The simple fact that Frances Grange changed the language in which Sojourner was represented offers a demonstration on the tool-like nature of this aspect of language. Historically we know that Sojourner did not speak in the dialect that Grange placed upon her (Campbell, 13). However, this dialect was used and it can be presumed, since it was invented by a woman who knew Sojourner well, that this was done with some kind of purpose in mind. Otherwise Grange would have just tried to approximate the accent of Sojourner as-is, which might have even been easier.

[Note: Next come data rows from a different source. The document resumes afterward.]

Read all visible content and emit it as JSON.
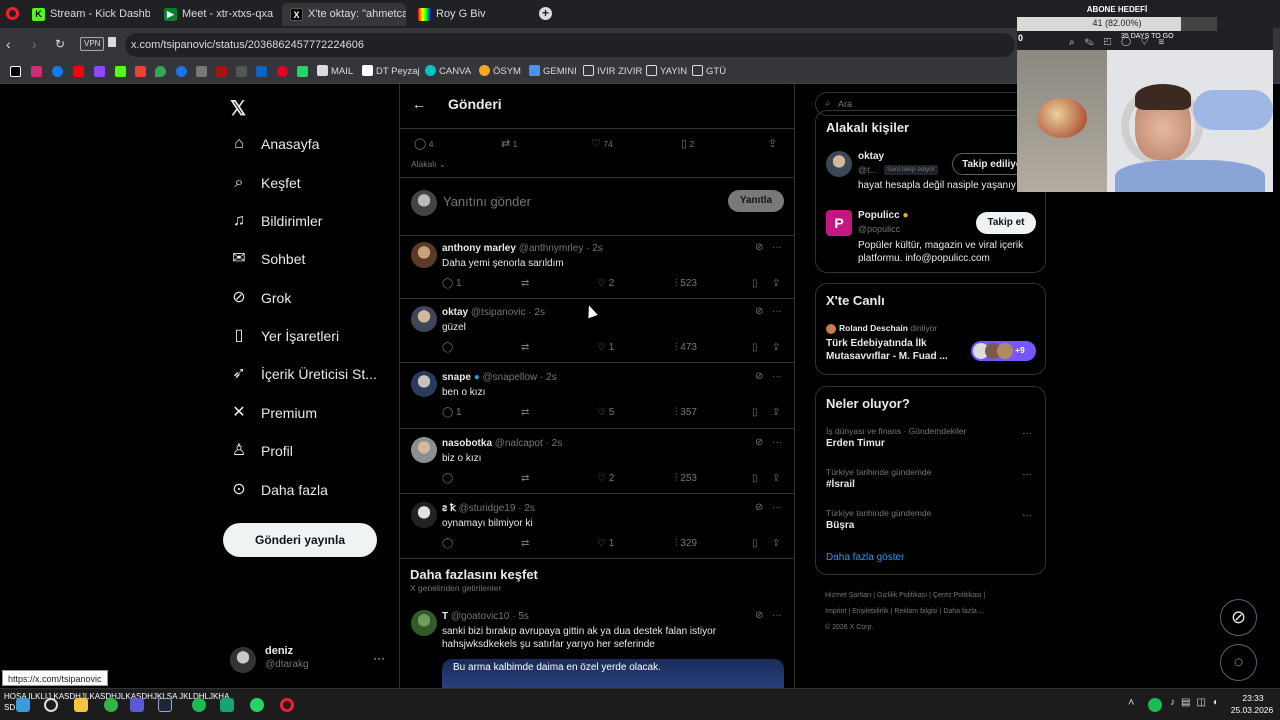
{
  "browser": {
    "tabs": [
      {
        "label": "Stream - Kick Dashboard",
        "icon": "kick-icon"
      },
      {
        "label": "Meet - xtr-xtxs-qxa",
        "icon": "meet-icon"
      },
      {
        "label": "X'te oktay: \"ahmetcan ka",
        "icon": "x-icon"
      },
      {
        "label": "Roy G Biv",
        "icon": "rgb-icon"
      }
    ],
    "url": "x.com/tsipanovic/status/2036862457772224606",
    "vpn_label": "VPN",
    "bookmarks": [
      "MAIL",
      "DT Peyzaj",
      "CANVA",
      "ÖSYM",
      "GEMINI",
      "IVIR ZIVIR",
      "YAYIN",
      "GTÜ"
    ]
  },
  "overlay": {
    "goal_title": "ABONE HEDEFİ",
    "goal_value": "41 (82.00%)",
    "goal_days": "35 DAYS TO GO",
    "goal_zero": "0"
  },
  "sidebar": {
    "items": [
      {
        "label": "Anasayfa",
        "icon": "home-icon"
      },
      {
        "label": "Keşfet",
        "icon": "search-icon"
      },
      {
        "label": "Bildirimler",
        "icon": "bell-icon"
      },
      {
        "label": "Sohbet",
        "icon": "mail-icon"
      },
      {
        "label": "Grok",
        "icon": "grok-icon"
      },
      {
        "label": "Yer İşaretleri",
        "icon": "bookmark-icon"
      },
      {
        "label": "İçerik Üreticisi St...",
        "icon": "rocket-icon"
      },
      {
        "label": "Premium",
        "icon": "x-logo-icon"
      },
      {
        "label": "Profil",
        "icon": "person-icon"
      },
      {
        "label": "Daha fazla",
        "icon": "more-circle-icon"
      }
    ],
    "post_button": "Gönderi yayınla",
    "account": {
      "name": "deniz",
      "handle": "@dtarakg"
    }
  },
  "main": {
    "title": "Gönderi",
    "post_stats": {
      "replies": "4",
      "reposts": "1",
      "likes": "74",
      "bookmarks": "2"
    },
    "sort_label": "Alakalı",
    "reply_placeholder": "Yanıtını gönder",
    "reply_button": "Yanıtla",
    "replies": [
      {
        "name": "anthony marley",
        "handle": "@anthnymrley · 2s",
        "text": "Daha yemi şenorla sarıldım",
        "replies": "1",
        "likes": "2",
        "views": "523"
      },
      {
        "name": "oktay",
        "handle": "@tsipanovic · 2s",
        "text": "güzel",
        "replies": "",
        "likes": "1",
        "views": "473"
      },
      {
        "name": "snape",
        "handle": "@snapellow · 2s",
        "text": "ben o kızı",
        "replies": "1",
        "likes": "5",
        "views": "357"
      },
      {
        "name": "nasobotka",
        "handle": "@nalcapot · 2s",
        "text": "biz o kızı",
        "replies": "",
        "likes": "2",
        "views": "253"
      },
      {
        "name": "ꙅ ꝁ",
        "handle": "@sturidge19 · 2s",
        "text": "oynamayı bilmiyor ki",
        "replies": "",
        "likes": "1",
        "views": "329"
      }
    ],
    "discover_title": "Daha fazlasını keşfet",
    "discover_subtitle": "X genelinden getirilenler",
    "discover_post": {
      "name": "T",
      "handle": "@goatovic10 · 5s",
      "text": "sanki bizi bırakıp avrupaya gittin ak ya dua destek falan istiyor hahsjwksdkekels şu satırlar yarıyo her seferinde",
      "media_text": "Bu arma kalbimde daima en özel yerde olacak."
    }
  },
  "right": {
    "search_placeholder": "Ara",
    "related_title": "Alakalı kişiler",
    "people": [
      {
        "name": "oktay",
        "handle": "@t...",
        "badge": "Seni takip ediyor",
        "bio": "hayat hesapla değil nasiple yaşanıy",
        "button": "Takip ediliyor"
      },
      {
        "name": "Populicc",
        "handle": "@populicc",
        "badge": "",
        "bio": "Popüler kültür, magazin ve viral içerik platformu. info@populicc.com",
        "button": "Takip et"
      }
    ],
    "live_title": "X'te Canlı",
    "live_host": "Roland Deschain",
    "live_status": "dinliyor",
    "live_topic": "Türk Edebiyatında İlk Mutasavvıflar - M. Fuad ...",
    "live_count": "+9",
    "trends_title": "Neler oluyor?",
    "trends": [
      {
        "context": "İş dünyası ve finans · Gündemdekiler",
        "name": "Erden Timur"
      },
      {
        "context": "Türkiye tarihinde gündemde",
        "name": "#İsrail"
      },
      {
        "context": "Türkiye tarihinde gündemde",
        "name": "Büşra"
      }
    ],
    "show_more": "Daha fazla göster",
    "footer": [
      "Hizmet Şartları",
      "Gizlilik Politikası",
      "Çerez Politikası",
      "Imprint",
      "Erişilebilirlik",
      "Reklam bilgisi",
      "Daha fazla ...",
      "© 2026 X Corp."
    ]
  },
  "status_url": "https://x.com/tsipanovic",
  "taskbar": {
    "ticker": "HOSA ILKLIJ KASDHJLKASDHJLKASDHJKLSA JKLDHLJKHA",
    "ticker2": "SD",
    "time": "23:33",
    "date": "25.03.2026"
  }
}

The point, of course, is that an author must exist. If no author exists there remains only four people: the writer, the reader, the character and the narrator. The narrator and character can be seen as inventions of the writer, so they may be dismissed for the purpose of this point. What remains are the writer and the reader (or a readership). I agree with Barthes in that it lies on the reader to create an interpretation of the text (Barthes, 877). So we may see readers as something like a projector at a movie theatre. They take the film, filter it and interpret it, often sharing at least a portion of this interpretation.

This leaves the writer. What is a writer? Can we answer the question of authorship and agency if we do not know who or what the writer is? It must be assumed that the writer is the person or persons who actually write the text, who use language to craft an idea. At what point, however, does a writer become an author? Foucault points out that the “author-function is linked to the juridical and institutional system that encompasses, determines, and articulates the universe of discourses” (Foucault, 910). This seems to suggest that an author defines what discourse and what rules of the universe are acceptable for any given work. But where does that place the author? If the author is he who defines the universe of a piece, then he must be an extension of the writer in some capacity. Frances Grange most certainly didn’t speak in the same dialect she used for Sojourner (and neither did Sojourner for that matter), but that does not necessarily release Frances from authorship. It shows that Grange is able to define a set of rules for her work’s “universe.”